On Friday, the US Food and Drug Administration finally approved Amylin Pharmaceutical’s diabetes drug Bydureon, which provides glycemic control for diabetes type 2 in a once-weekly injection. The approval follows two earlier rejections in 2010, when the FDA asked the company to go back and carry out a new trial of the drug’s effect on heart rhythm.
The company describes Bydureon (exenatide extended-release for injectable suspension) as the first of its kind. It is a once-a- week version of Byetta, the company’s 7-year-old diabetes drug that has to be injected twice a day.
The drug, a glucagon-like peptide-1 (GLP-1) receptor agonist, is approved for use alongside diet and exercise to improve blood sugar control in adults with type 2 diabetes.
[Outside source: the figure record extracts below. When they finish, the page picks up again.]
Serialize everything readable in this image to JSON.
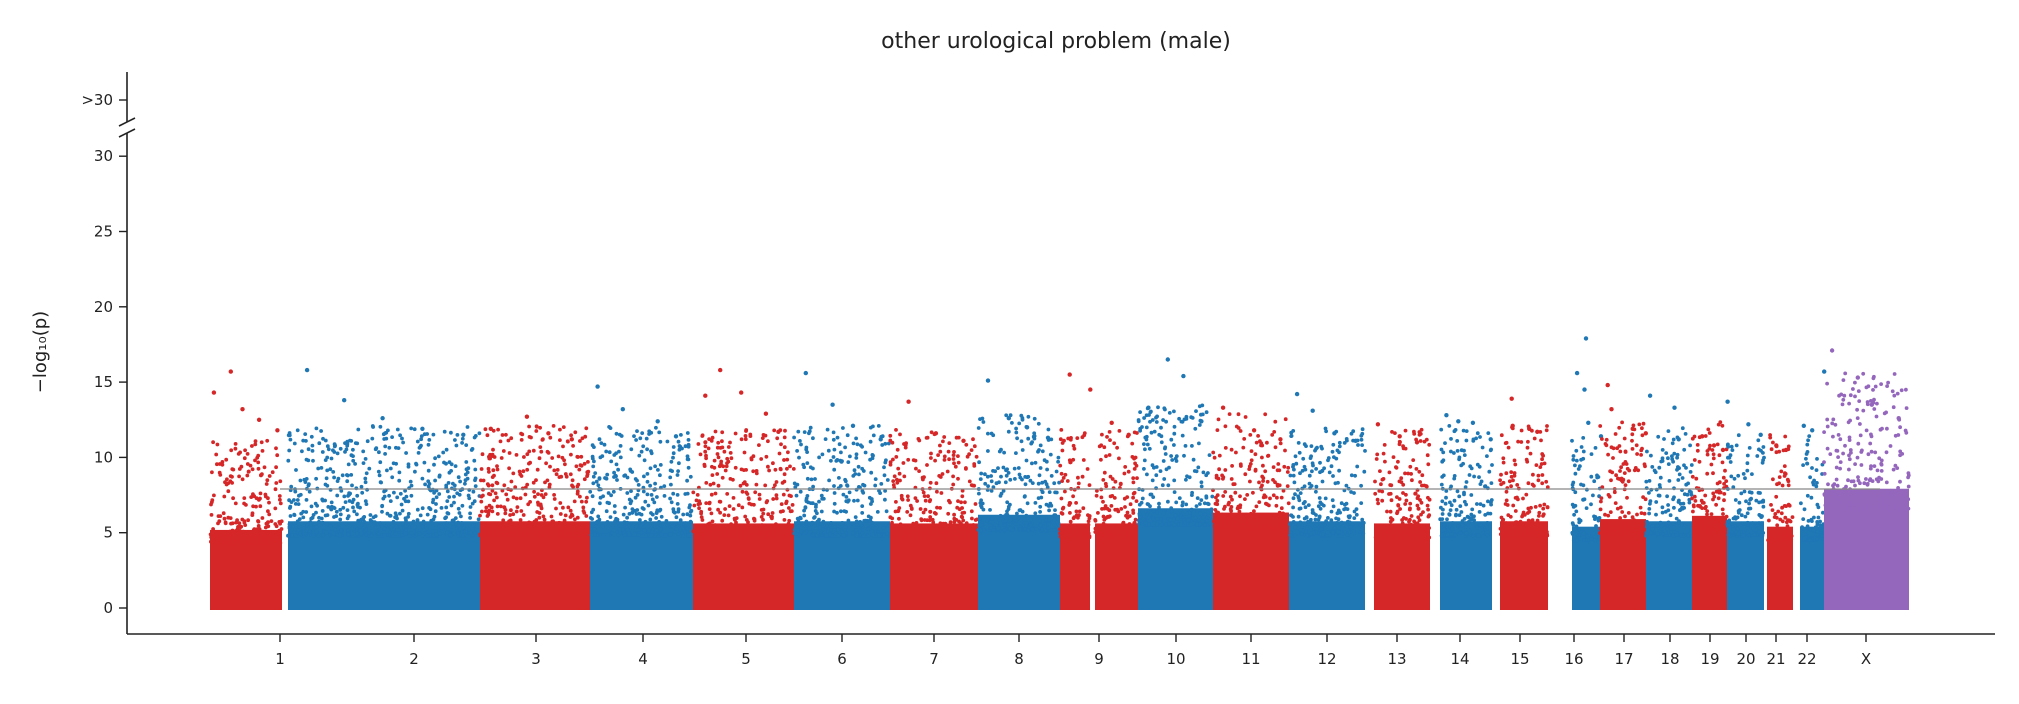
{
  "chart_data": {
    "type": "scatter",
    "title": "other urological problem (male)",
    "xlabel": "",
    "ylabel": "−log₁₀(p)",
    "ylim": [
      0,
      32
    ],
    "yticks": [
      "0",
      "5",
      "10",
      "15",
      "20",
      "25",
      "30"
    ],
    "ytick_break_label": ">30",
    "axis_break": true,
    "significance_line": 7.9,
    "colors": {
      "odd": "#d62728",
      "even": "#1f77b4",
      "X": "#9467bd",
      "threshold": "#888888"
    },
    "chromosomes": [
      {
        "label": "1",
        "color": "odd",
        "base_max": 7.2,
        "top_hits": [
          14.3,
          15.7,
          13.2,
          12.5,
          11.8
        ]
      },
      {
        "label": "2",
        "color": "even",
        "base_max": 8.0,
        "top_hits": [
          15.8,
          13.8,
          12.6,
          11.9,
          11.5
        ]
      },
      {
        "label": "3",
        "color": "odd",
        "base_max": 8.0,
        "top_hits": [
          11.9,
          12.7,
          11.6,
          11.2
        ]
      },
      {
        "label": "4",
        "color": "even",
        "base_max": 8.0,
        "top_hits": [
          14.7,
          13.2,
          12.4,
          11.4
        ]
      },
      {
        "label": "5",
        "color": "odd",
        "base_max": 7.8,
        "top_hits": [
          14.1,
          15.8,
          14.3,
          12.9,
          11.7
        ]
      },
      {
        "label": "6",
        "color": "even",
        "base_max": 8.0,
        "top_hits": [
          15.6,
          13.5,
          12.1,
          11.2
        ]
      },
      {
        "label": "7",
        "color": "odd",
        "base_max": 7.8,
        "top_hits": [
          13.7,
          11.6,
          11.1
        ]
      },
      {
        "label": "8",
        "color": "even",
        "base_max": 8.6,
        "top_hits": [
          15.1,
          12.6,
          12.0,
          11.3
        ]
      },
      {
        "label": "9",
        "color": "odd",
        "base_max": 7.8,
        "top_hits": [
          15.5,
          14.5,
          12.3,
          11.5
        ]
      },
      {
        "label": "10",
        "color": "even",
        "base_max": 9.2,
        "top_hits": [
          13.3,
          16.5,
          15.4,
          12.4
        ]
      },
      {
        "label": "11",
        "color": "odd",
        "base_max": 8.8,
        "top_hits": [
          13.3,
          11.8,
          11.2
        ]
      },
      {
        "label": "12",
        "color": "even",
        "base_max": 8.0,
        "top_hits": [
          14.2,
          13.1,
          11.6,
          11.1
        ]
      },
      {
        "label": "13",
        "color": "odd",
        "base_max": 7.8,
        "top_hits": [
          12.2,
          11.4,
          11.0
        ]
      },
      {
        "label": "14",
        "color": "even",
        "base_max": 8.0,
        "top_hits": [
          12.8,
          12.4,
          12.3,
          11.2
        ]
      },
      {
        "label": "15",
        "color": "odd",
        "base_max": 8.0,
        "top_hits": [
          13.9,
          12.1,
          11.9,
          11.7
        ]
      },
      {
        "label": "16",
        "color": "even",
        "base_max": 7.5,
        "top_hits": [
          15.6,
          14.5,
          12.3,
          11.4
        ]
      },
      {
        "label": "17",
        "color": "odd",
        "base_max": 8.2,
        "top_hits": [
          14.8,
          13.2,
          11.9,
          11.6
        ]
      },
      {
        "label": "18",
        "color": "even",
        "base_max": 8.0,
        "top_hits": [
          14.1,
          13.3,
          11.2
        ]
      },
      {
        "label": "19",
        "color": "odd",
        "base_max": 8.5,
        "top_hits": [
          11.4,
          10.8,
          10.5
        ]
      },
      {
        "label": "20",
        "color": "even",
        "base_max": 8.0,
        "top_hits": [
          13.7,
          12.2,
          11.5
        ]
      },
      {
        "label": "21",
        "color": "odd",
        "base_max": 7.5,
        "top_hits": [
          10.8,
          10.5
        ]
      },
      {
        "label": "22",
        "color": "even",
        "base_max": 7.5,
        "top_hits": [
          12.1,
          11.8,
          15.7
        ]
      },
      {
        "label": "X",
        "color": "X",
        "base_max": 11.0,
        "top_hits": [
          17.1,
          15.3,
          13.5,
          12.6
        ]
      }
    ],
    "extra_hits": [
      {
        "chromosome": "16",
        "value": 17.9
      }
    ]
  }
}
The company says it will be available in pharmacies throughout the US in February.
Dr John Buse is a professor of medicine, the director of the Diabetes Care Center, and chief of the Division of Endocrinology at the University of North Carolina School of Medicine in Chapel Hill. He said in a statement that with Bydureon, doctors and their patients now have the option of a treatment that offers continuous control of blood sugar with just one dose per week:
“New treatment options are essential for the millions of adults with type 2 diabetes who continue to struggle to achieve optimal blood sugar control” said Buse.
To get the approval, the company submitted safety and efficacy data from the DURATION clinical trial of Bydureon, backed by clinical experience with twice-daily injections of Byetta (exenatide).
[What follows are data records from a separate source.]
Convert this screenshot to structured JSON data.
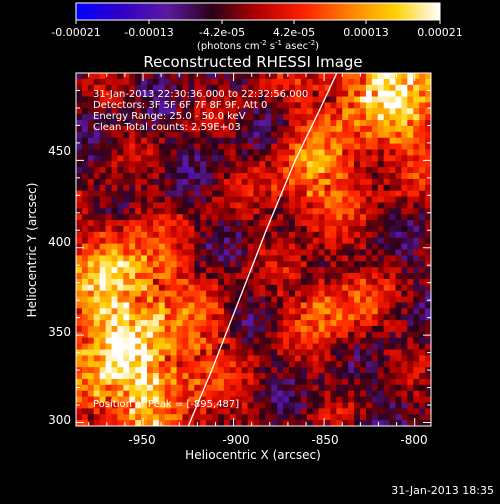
{
  "colorbar": {
    "ticks": [
      "-0.00021",
      "-0.00013",
      "-4.2e-05",
      "4.2e-05",
      "0.00013",
      "0.00021"
    ],
    "units_main": "(photons cm",
    "units_sup1": "-2",
    "units_mid1": " s",
    "units_sup2": "-1",
    "units_mid2": " asec",
    "units_sup3": "-2",
    "units_end": ")"
  },
  "chart_data": {
    "type": "heatmap",
    "title": "Reconstructed RHESSI Image",
    "xlabel": "Heliocentric X (arcsec)",
    "ylabel": "Heliocentric Y (arcsec)",
    "xlim": [
      -987,
      -791
    ],
    "ylim": [
      298,
      500
    ],
    "xticks": [
      "-950",
      "-900",
      "-850",
      "-800"
    ],
    "yticks": [
      "300",
      "350",
      "400",
      "450"
    ],
    "xtick_values": [
      -950,
      -900,
      -850,
      -800
    ],
    "ytick_values": [
      300,
      350,
      400,
      450
    ],
    "zlim": [
      -0.00021,
      0.00021
    ],
    "colormap": [
      "#0000ff",
      "#3000c8",
      "#5a1aa0",
      "#2a0018",
      "#b40000",
      "#ff2000",
      "#ff8000",
      "#ffd000",
      "#ffffff"
    ],
    "annotations": [
      "31-Jan-2013 22:30:36.000 to 22:32:56.000",
      "Detectors: 3F 5F 6F 7F 8F 9F, Att 0",
      "Energy Range: 25.0 - 50.0 keV",
      "Clean    Total counts: 2.59E+03"
    ],
    "peak_label": "Position of Peak = [-895,487]",
    "limb_curve": {
      "x": [
        -925,
        -912,
        -897,
        -882,
        -866,
        -852,
        -843
      ],
      "y": [
        298,
        330,
        370,
        410,
        450,
        480,
        500
      ]
    }
  },
  "footer": {
    "timestamp": "31-Jan-2013 18:35"
  }
}
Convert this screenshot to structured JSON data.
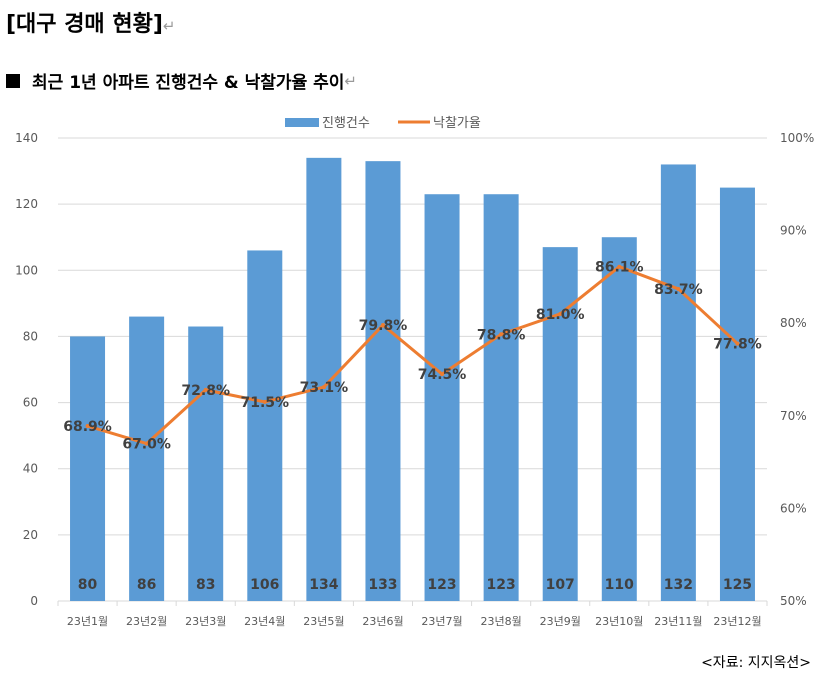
{
  "document": {
    "title": "[대구 경매 현황]",
    "title_mark": "↵",
    "heading": "최근 1년 아파트 진행건수 & 낙찰가율 추이",
    "heading_mark": "↵",
    "source": "<자료: 지지옥션>"
  },
  "colors": {
    "bar": "#5B9BD5",
    "line": "#ED7D31",
    "grid": "#D9D9D9",
    "label": "#404040"
  },
  "chart_data": {
    "type": "bar",
    "categories": [
      "23년1월",
      "23년2월",
      "23년3월",
      "23년4월",
      "23년5월",
      "23년6월",
      "23년7월",
      "23년8월",
      "23년9월",
      "23년10월",
      "23년11월",
      "23년12월"
    ],
    "series": [
      {
        "name": "진행건수",
        "type": "bar",
        "axis": "left",
        "values": [
          80,
          86,
          83,
          106,
          134,
          133,
          123,
          123,
          107,
          110,
          132,
          125
        ],
        "labels": [
          "80",
          "86",
          "83",
          "106",
          "134",
          "133",
          "123",
          "123",
          "107",
          "110",
          "132",
          "125"
        ]
      },
      {
        "name": "낙찰가율",
        "type": "line",
        "axis": "right",
        "values": [
          68.9,
          67.0,
          72.8,
          71.5,
          73.1,
          79.8,
          74.5,
          78.8,
          81.0,
          86.1,
          83.7,
          77.8
        ],
        "labels": [
          "68.9%",
          "67.0%",
          "72.8%",
          "71.5%",
          "73.1%",
          "79.8%",
          "74.5%",
          "78.8%",
          "81.0%",
          "86.1%",
          "83.7%",
          "77.8%"
        ]
      }
    ],
    "y_left": {
      "min": 0,
      "max": 140,
      "ticks": [
        "0",
        "20",
        "40",
        "60",
        "80",
        "100",
        "120",
        "140"
      ]
    },
    "y_right": {
      "min": 50,
      "max": 100,
      "ticks": [
        "50%",
        "60%",
        "70%",
        "80%",
        "90%",
        "100%"
      ]
    },
    "grid": true,
    "legend": {
      "position": "top",
      "entries": [
        "진행건수",
        "낙찰가율"
      ]
    }
  }
}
Byetta is used in nearly 80 countries worldwide. It has been available in the US since June 2005.
Bydureon uses Alkermes’ proprietary technology to provide controlled release of exenatide over the course of a week.
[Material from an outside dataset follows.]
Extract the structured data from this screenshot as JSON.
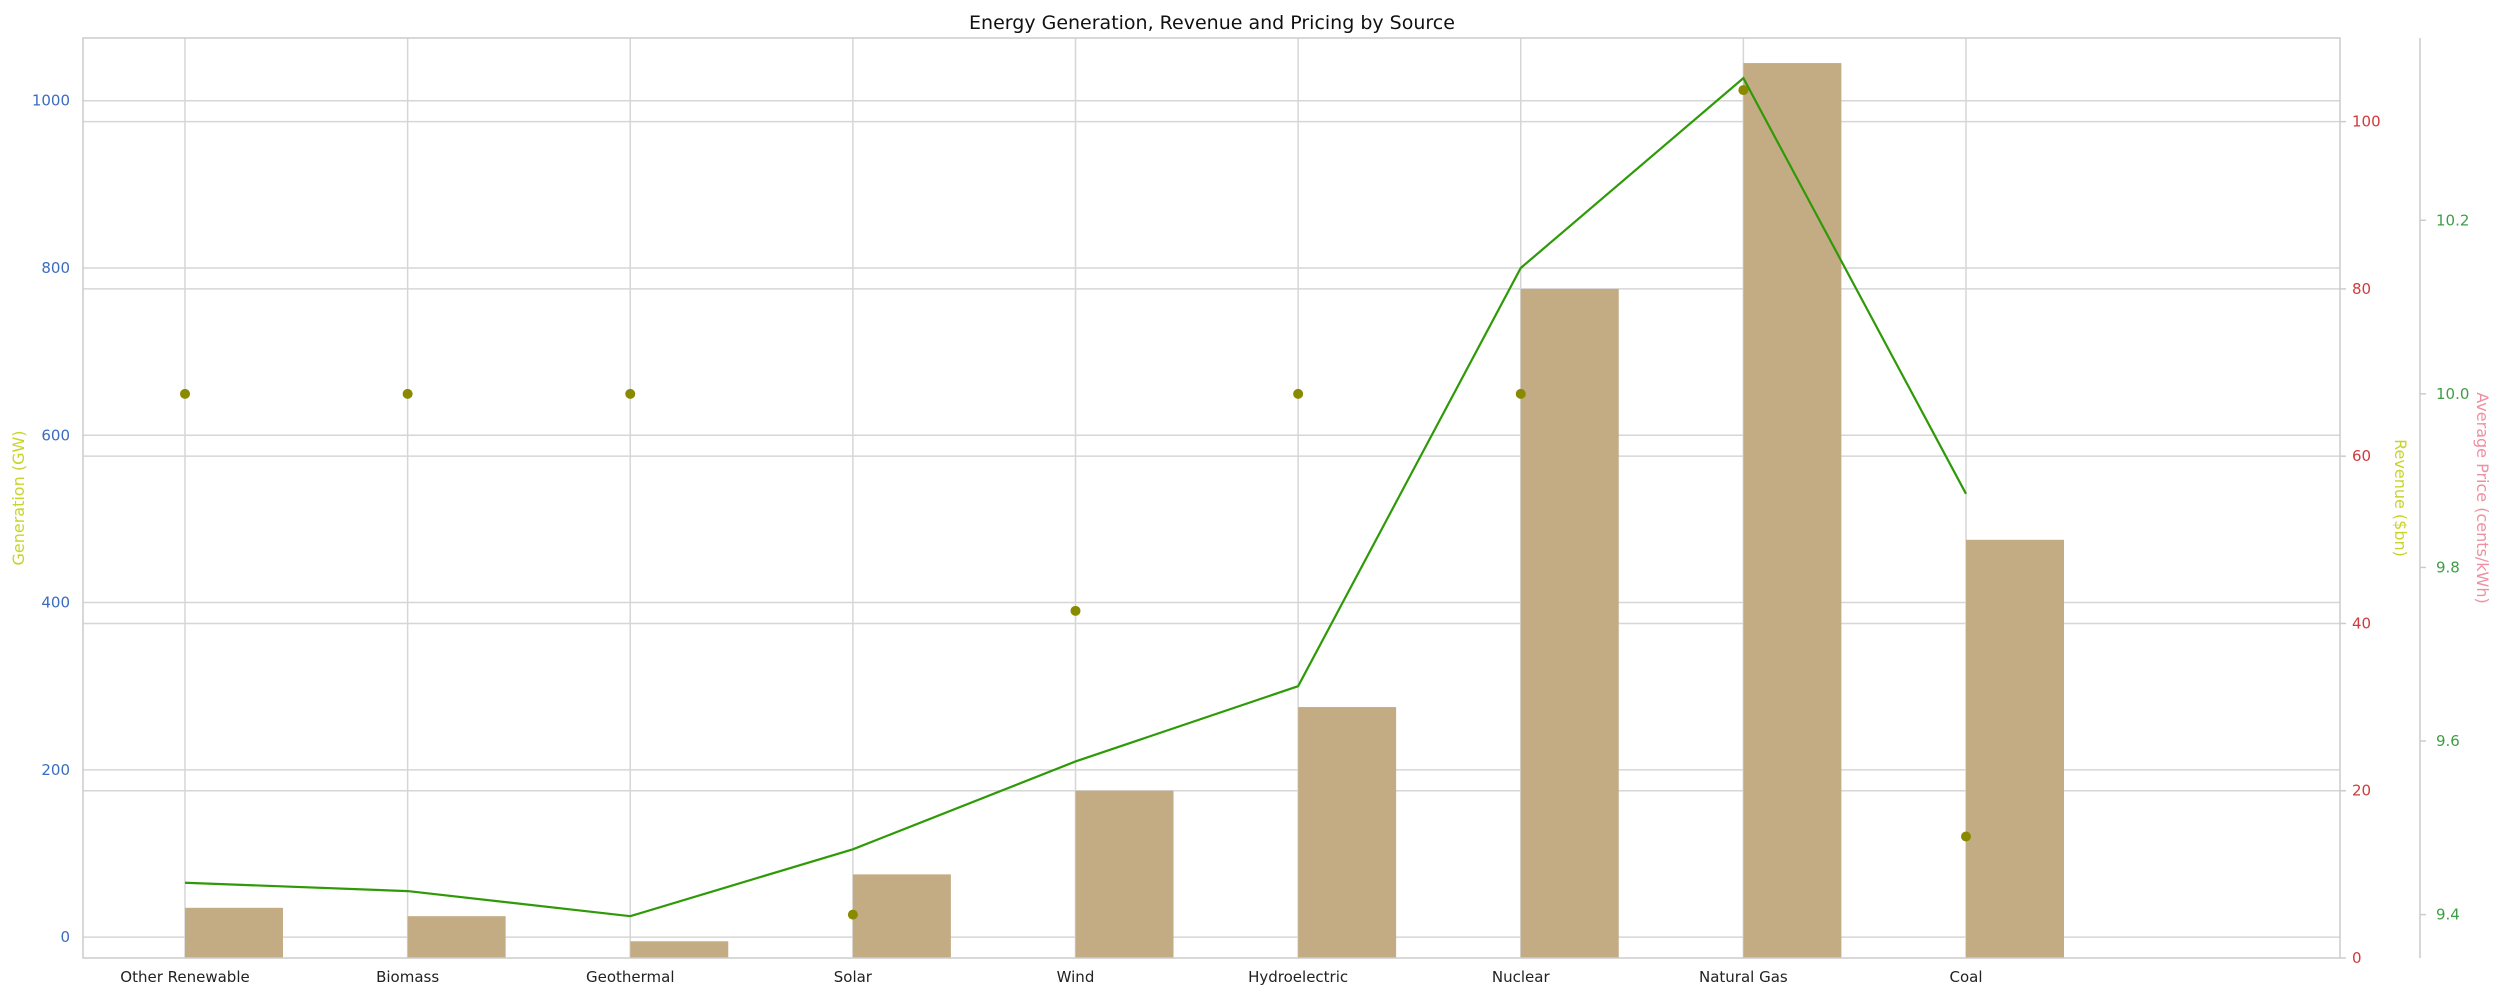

In the DURATION trial, Bydureon was tested head to head against Byetta for 24 weeks. The results showed that patients taking Bydureon experienced a “a statistically superior reduction in A1C of 1.6 percentage points from baseline, compared to a reduction of 0.9 percentage points” for those taking Byetta, said Amylin. (A1C is a measure of average blood sugar over three months.)
By the end of the study, both groups achieved statistically signficant weight loss, a secondary endpoint of the trial (average loss was 5.1 pounds, 2.3 kg, for those on Bydureon, and 3.0 pounds, 1.4 kg, for those on Byetta).
The most common side effects in both groups was nausea, which was reported less frequently by the Bydureon users (14%) than the Byetta users (35%).
Other common side effects for the Bydureon group were diarrhea, upper respiratory tract infection and injection site nodules. There were no major hypoglycemic events, according to Amylin.
The new drug has been approved with a Risk Evaluation and Mitigation Strategy (REMS) to make sure the benefits exceed the risk of acute pancreatitis and the potential risk of medullary thyroid carcinoma.
Based on postmarketing data, exenatide has been linked acute pancreatitis, including fatal and non-fatal hemorrhagic or necrotizing pancreatitis. And in animal studies, Bydureon caused rats to develop thyroid tumors, some of the cancerous.
Amylin said it will also be fulfilling “a number of post-marketing requirements to further assess the impact of BYDUREON on medullary thyroid cancer and cardiovascular disease”.